Now, she spends quality time with her patients outside of the exam room, leading activities and lessons that build on traditional medical advice. Each week, program participants might watch a cooking demonstration, learn about portion sizes, taste quinoa for the first time and take a Zumba lesson.

After each class, the Arcadia Mobile Market pulls up to the clinic to meet participants who are eager to cash in their prescriptions. The amount each patient is given to spend on fresh produce at the market is based on the family size of the participant.

Hall, who has a large family, receives a prescription that is worth $70 a week — an amount she calls “very generous.” The prescription enables her to buy plenty of apples, blueberries and kale for her family, but it also allows her to get adventurous with her selections.

“When you’re on a budget, you’ll never stop and go, ‘You know what, I’m just going to try this just to see how it is,’” Hall says. “Being in this prescription program, I’m actually able to say, ‘I wonder what this would taste like,’ and I’m not afraid to try it because I’m low on money and it might not work out the way I want or feed enough of my family.”

Recently, Hall picked up fennel at the market. “It looked weird, and I didn’t know exactly what it was,” she says. But she decided to give it a try anyway. She brought the vegetable home and sautéed it in a pan, just like an onion.

“It was more of a nuttier taste, but it still had the feel of onions, so it was a really good experience of trying it,” she says.

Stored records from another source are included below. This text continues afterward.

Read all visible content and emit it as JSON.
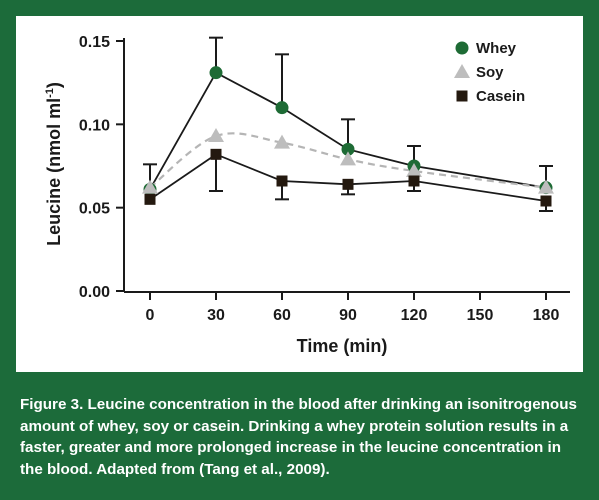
{
  "figure": {
    "caption": "Figure 3. Leucine concentration in the blood after drinking an isonitrogenous amount of whey, soy or casein. Drinking a whey protein solution results in a faster, greater and more prolonged increase in the leucine concentration in the blood. Adapted from (Tang et al., 2009).",
    "background_color": "#1c6b3a"
  },
  "chart_data": {
    "type": "line",
    "title": "",
    "xlabel": "Time (min)",
    "ylabel": "Leucine (nmol ml",
    "ylabel_superscript": "-1",
    "ylabel_suffix": ")",
    "x_ticks": [
      0,
      30,
      60,
      90,
      120,
      150,
      180
    ],
    "y_ticks": [
      "0.00",
      "0.05",
      "0.10",
      "0.15"
    ],
    "xlim": [
      0,
      180
    ],
    "ylim": [
      0,
      0.15
    ],
    "grid": false,
    "legend_position": "top-right",
    "series": [
      {
        "name": "Whey",
        "marker": "circle",
        "color": "#1e6b35",
        "line_color": "#1a1a1a",
        "line_style": "solid",
        "x": [
          0,
          30,
          60,
          90,
          120,
          180
        ],
        "y": [
          0.061,
          0.131,
          0.11,
          0.085,
          0.075,
          0.062
        ],
        "error_upper": [
          0.076,
          0.152,
          0.142,
          0.103,
          0.087,
          0.075
        ]
      },
      {
        "name": "Soy",
        "marker": "triangle",
        "color": "#bdbdbd",
        "line_color": "#b5b5b5",
        "line_style": "dashed",
        "x": [
          0,
          30,
          60,
          90,
          120,
          180
        ],
        "y": [
          0.062,
          0.093,
          0.089,
          0.079,
          0.072,
          0.062
        ],
        "error_upper": []
      },
      {
        "name": "Casein",
        "marker": "square",
        "color": "#24190f",
        "line_color": "#1a1a1a",
        "line_style": "solid",
        "x": [
          0,
          30,
          60,
          90,
          120,
          180
        ],
        "y": [
          0.055,
          0.082,
          0.066,
          0.064,
          0.066,
          0.054
        ],
        "error_lower": [
          0.055,
          0.06,
          0.055,
          0.058,
          0.06,
          0.048
        ]
      }
    ]
  }
}
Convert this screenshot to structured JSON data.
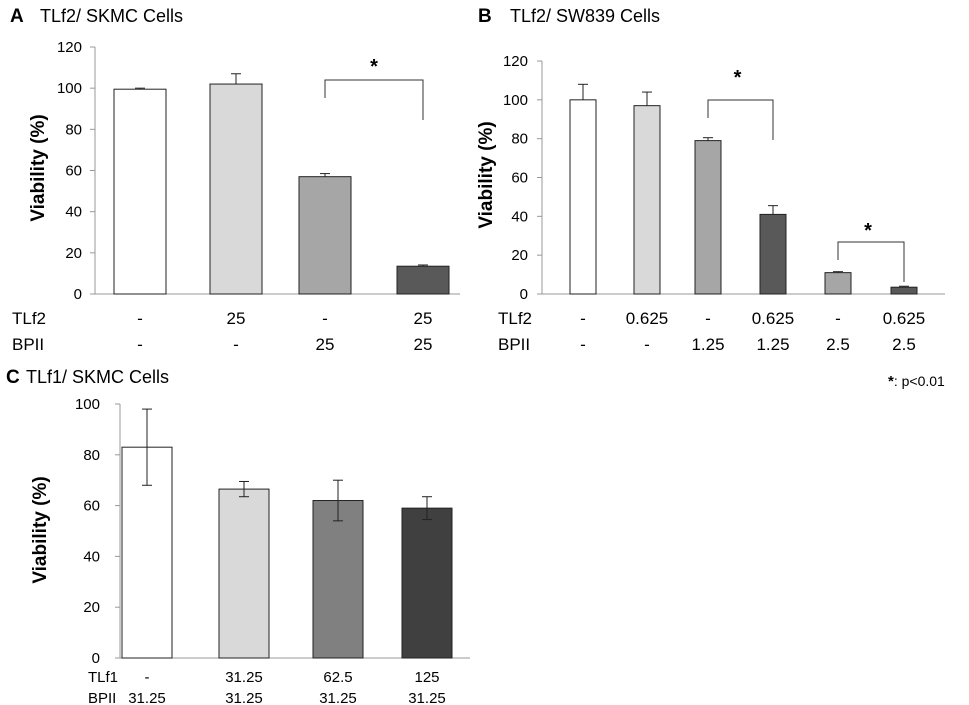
{
  "footnote": {
    "symbol": "*",
    "text": ": p<0.01"
  },
  "chart_data": [
    {
      "id": "A",
      "type": "bar",
      "panel_label": "A",
      "title": "TLf2/ SKMC Cells",
      "ylabel": "Viability (%)",
      "ylim": [
        0,
        120
      ],
      "yticks": [
        "0",
        "20",
        "40",
        "60",
        "80",
        "100",
        "120"
      ],
      "values": [
        99.5,
        102,
        57,
        13.5
      ],
      "errors": [
        0.5,
        5,
        1.5,
        0.6
      ],
      "colors": [
        "#ffffff",
        "#d9d9d9",
        "#a6a6a6",
        "#595959"
      ],
      "conditions": [
        {
          "label": "TLf2",
          "values": [
            "-",
            "25",
            "-",
            "25"
          ]
        },
        {
          "label": "BPII",
          "values": [
            "-",
            "-",
            "25",
            "25"
          ]
        }
      ],
      "significance": [
        {
          "from": 2,
          "to": 3,
          "label": "*"
        }
      ]
    },
    {
      "id": "B",
      "type": "bar",
      "panel_label": "B",
      "title": "TLf2/ SW839 Cells",
      "ylabel": "Viability (%)",
      "ylim": [
        0,
        120
      ],
      "yticks": [
        "0",
        "20",
        "40",
        "60",
        "80",
        "100",
        "120"
      ],
      "values": [
        100,
        97,
        79,
        41,
        11,
        3.5
      ],
      "errors": [
        8,
        7,
        1.5,
        4.5,
        0.5,
        0.5
      ],
      "colors": [
        "#ffffff",
        "#d9d9d9",
        "#a6a6a6",
        "#595959",
        "#a6a6a6",
        "#595959"
      ],
      "conditions": [
        {
          "label": "TLf2",
          "values": [
            "-",
            "0.625",
            "-",
            "0.625",
            "-",
            "0.625"
          ]
        },
        {
          "label": "BPII",
          "values": [
            "-",
            "-",
            "1.25",
            "1.25",
            "2.5",
            "2.5"
          ]
        }
      ],
      "significance": [
        {
          "from": 2,
          "to": 3,
          "label": "*"
        },
        {
          "from": 4,
          "to": 5,
          "label": "*"
        }
      ]
    },
    {
      "id": "C",
      "type": "bar",
      "panel_label": "C",
      "title": "TLf1/ SKMC Cells",
      "ylabel": "Viability (%)",
      "ylim": [
        0,
        100
      ],
      "yticks": [
        "0",
        "20",
        "40",
        "60",
        "80",
        "100"
      ],
      "values": [
        83,
        66.5,
        62,
        59
      ],
      "errors": [
        15,
        3,
        8,
        4.5
      ],
      "errors_both": true,
      "colors": [
        "#ffffff",
        "#d9d9d9",
        "#808080",
        "#404040"
      ],
      "conditions": [
        {
          "label": "TLf1",
          "values": [
            "-",
            "31.25",
            "62.5",
            "125"
          ]
        },
        {
          "label": "BPII",
          "values": [
            "31.25",
            "31.25",
            "31.25",
            "31.25"
          ]
        }
      ],
      "significance": []
    }
  ]
}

And while sweet corn, juicy tomatoes and plump peaches are in peak season now, Hall is already preparing for the months when they won’t be around. Because the Fruit and Vegetable Prescription Program is dependent on the city’s farmers markets, it only runs from June through November. Therefore, teaching various methods of preservation — from freezing to canning — is an important part of the classroom lessons.

“If we have an abundance, we’re able to store them for later on when the program is no longer running,” Hall says.

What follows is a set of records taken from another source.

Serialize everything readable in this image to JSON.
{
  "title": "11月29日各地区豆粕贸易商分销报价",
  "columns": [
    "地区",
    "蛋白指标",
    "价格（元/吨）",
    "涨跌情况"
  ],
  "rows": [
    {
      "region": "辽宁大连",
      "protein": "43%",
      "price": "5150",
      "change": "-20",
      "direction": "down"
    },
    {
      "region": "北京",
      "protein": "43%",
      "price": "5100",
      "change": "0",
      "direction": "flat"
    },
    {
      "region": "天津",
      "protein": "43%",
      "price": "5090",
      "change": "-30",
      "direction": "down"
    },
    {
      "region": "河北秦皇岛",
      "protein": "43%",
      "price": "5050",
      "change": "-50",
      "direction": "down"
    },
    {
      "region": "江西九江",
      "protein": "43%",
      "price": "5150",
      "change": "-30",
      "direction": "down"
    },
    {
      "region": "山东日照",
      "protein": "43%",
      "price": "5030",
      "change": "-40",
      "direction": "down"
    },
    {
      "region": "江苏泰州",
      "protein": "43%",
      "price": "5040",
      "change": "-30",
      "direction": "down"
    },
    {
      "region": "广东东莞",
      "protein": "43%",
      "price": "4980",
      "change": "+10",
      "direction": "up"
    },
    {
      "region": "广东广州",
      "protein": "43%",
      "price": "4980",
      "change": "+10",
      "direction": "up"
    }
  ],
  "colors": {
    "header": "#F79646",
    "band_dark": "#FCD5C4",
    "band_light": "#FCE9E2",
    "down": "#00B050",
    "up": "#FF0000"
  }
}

Lillie Rosen, the food access director at DC Greens, says $40,000 worth of prescriptions have been issued to patients over the past three years and 80 percent of that money, which is funded by DC Greens and the DC Health Department, has been redeemed.

“What we hear from the health care providers is that this gives them a way to actually help their patients make a change in their diet because they know that the biggest barrier for many of these patients is not knowledge … it’s money — being able to actually afford the fresh fruit and vegetables that they’d like to be able to purchase,” Rosen says.

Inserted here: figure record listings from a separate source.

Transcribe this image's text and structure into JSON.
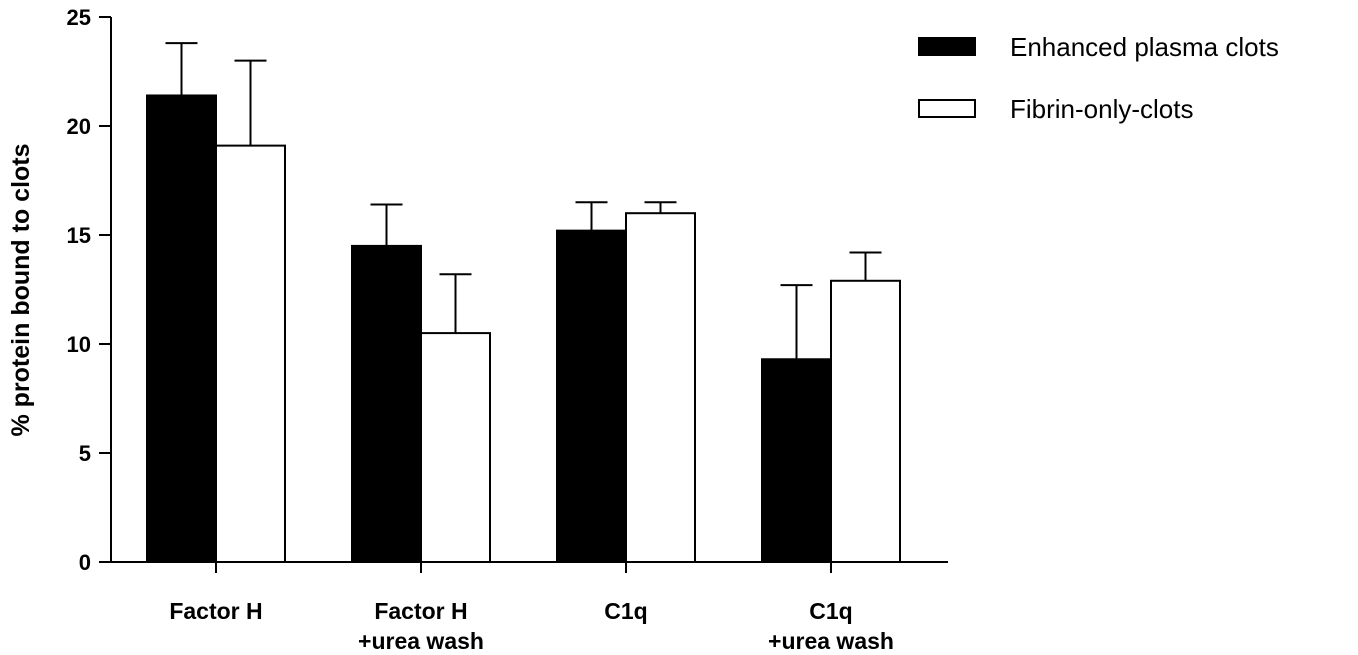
{
  "chart_data": {
    "type": "bar",
    "title": "",
    "xlabel": "",
    "ylabel": "% protein bound to clots",
    "ylim": [
      0,
      25
    ],
    "yticks": [
      0,
      5,
      10,
      15,
      20,
      25
    ],
    "grid": false,
    "legend_position": "top-right",
    "categories": [
      [
        "Factor H"
      ],
      [
        "Factor H",
        "+urea wash"
      ],
      [
        "C1q"
      ],
      [
        "C1q",
        "+urea wash"
      ]
    ],
    "series": [
      {
        "name": "Enhanced plasma clots",
        "color": "#000000",
        "values": [
          21.4,
          14.5,
          15.2,
          9.3
        ],
        "error": [
          2.4,
          1.9,
          1.3,
          3.4
        ]
      },
      {
        "name": "Fibrin-only-clots",
        "color": "#ffffff",
        "values": [
          19.1,
          10.5,
          16.0,
          12.9
        ],
        "error": [
          3.9,
          2.7,
          0.5,
          1.3
        ]
      }
    ]
  }
}
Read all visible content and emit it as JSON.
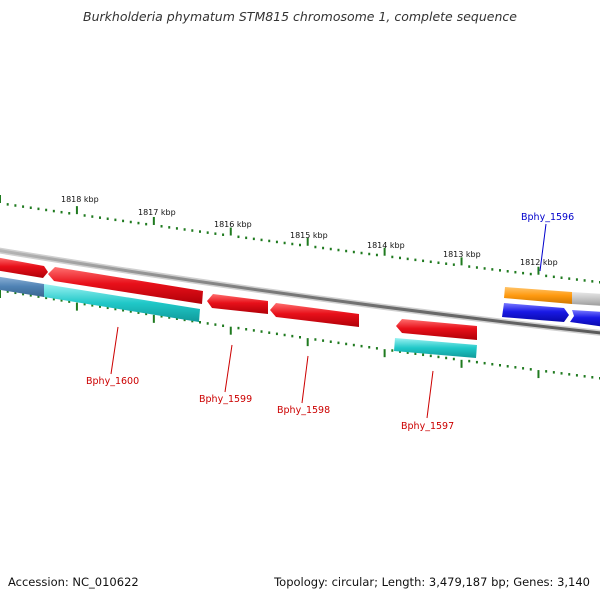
{
  "title": "Burkholderia phymatum STM815 chromosome 1, complete sequence",
  "footer": {
    "accession": "Accession: NC_010622",
    "topology": "Topology: circular; Length: 3,479,187 bp; Genes: 3,140"
  },
  "colors": {
    "backbone": "#8c8c8c",
    "forward_gene": "#e8101a",
    "forward_gene_highlight": "#ff6a6a",
    "reverse_cds": "#20c8c8",
    "reverse_cds_highlight": "#8ff0f0",
    "blue_gene": "#1a1ae6",
    "orange_gene": "#ff9a10",
    "tick": "#1f7a1f",
    "label_red": "#cc0000",
    "label_blue": "#0000cc"
  },
  "kbp_ticks": [
    {
      "label": "1818 kbp"
    },
    {
      "label": "1817 kbp"
    },
    {
      "label": "1816 kbp"
    },
    {
      "label": "1815 kbp"
    },
    {
      "label": "1814 kbp"
    },
    {
      "label": "1813 kbp"
    },
    {
      "label": "1812 kbp"
    }
  ],
  "genes": [
    {
      "name": "Bphy_1600",
      "color_key": "label_red"
    },
    {
      "name": "Bphy_1599",
      "color_key": "label_red"
    },
    {
      "name": "Bphy_1598",
      "color_key": "label_red"
    },
    {
      "name": "Bphy_1597",
      "color_key": "label_red"
    },
    {
      "name": "Bphy_1596",
      "color_key": "label_blue"
    }
  ]
}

The Fruit and Vegetable Prescription Program has done more than help families increase the amount of food available at home — it’s helped shrink waistlines.

Since starting the program in June, Hall has lost 7 pounds. “I’ve felt healthier, and feeling healthier made it easier for me to exercise and to be more mobile. And that, in turn, has resulted in weight loss,” she says.

DC Green’s Rosen says Hall’s results are not uncommon. About half of the patients who participate in the combined wellness and prescription program see a reduction in their BMI (body mass index), which Rosen says is “incredible.”

The program has also seen a 61.5 percent increase in patient retention. Unity Health Care’s Cooper says she’s had several patients ask if they can repeat the program.

“To be able to have a reason to go back to your health care provider, every single month is huge because it gives the health care provider an opportunity to talk to the patients about the little things that might need tweaking in their medications, or might need tweaking in their understanding of what it is that their supposed to be doing to reach their health goals,” Rosen says.

Cooper says the ability to give patients a free solution to improve their own health and the health of their families is priceless.

“We’re selling this product of improved health care, of improved diet, of greater exercise, and it makes it so much easier to sell that product to our patients when we can say, ‘Listen, we are helping you to actually get what it is that we are recommending for you,’” she says.